Anthologie de la non-dualité

Le titre de cet ouvrage pourrait prêter à confusion. En effet il s’agit d’une introduction à la non-dualité plutôt que d’une anthologie. Comment imaginer en effet une anthologie de la non-dualité dont seraient absent les grands-maîtres cachemiriens du shivaïsme non-duel, Abhinavagupta en tête.

Véronique Loiseleur illustre les nombreux courants non-dualistes ou simplement les approches, parfois même les simples intuitions, par un choix de citations très éclectique couvrant les époques et les régions les plus diverses. Elle reste sur le vecteur gradualiste et cherche surtout à inscrire la non-dualité dans l’expérience quotidienne.

« L’être, dit-elle, ne passe pas brusquement de la dualité totale à la non-dualité transcendante mais il expérimente d’innombrables fois la non-dualité dans la vie de tous les jours avant de s’établir définitivement dans l’Absolu.

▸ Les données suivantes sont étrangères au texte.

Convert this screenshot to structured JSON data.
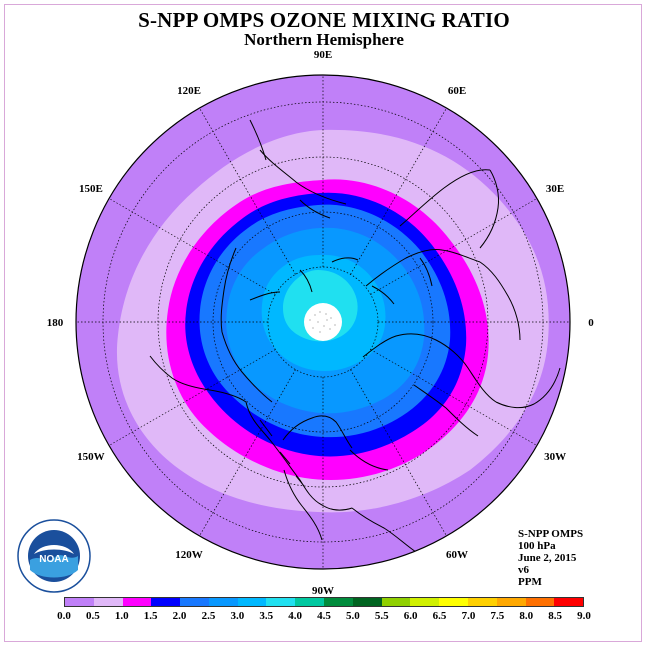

La non-dualité est le but mais elle est aussi la voie royale qui y mène. Elle accompagne le chercheur d’un bout à l’autre de sa quête. Sinon, il demeure écartelé entre sa soif d’absolu et son expérience quotidienne. (…)

La non-dualité dans la vie quotidienne consiste à voir les choses telles qu’elles sont et à nous débarrasser d’un mouvement intérieur inutile qui, à chaque instant, refait le monde à sa façon, est en conflit avec les événements tels qu’ils se déroulent. Nous ne laissons jamais le monde être tout simplement ce qu’il est. Nous croyons connaître la réalité, mais en fait, à notre insu, nous ne connaissons rien d’autre que nos désirs et nos craintes sans cesse projetés sur le monde. Nous n’avons jamais vu le monde lui-même.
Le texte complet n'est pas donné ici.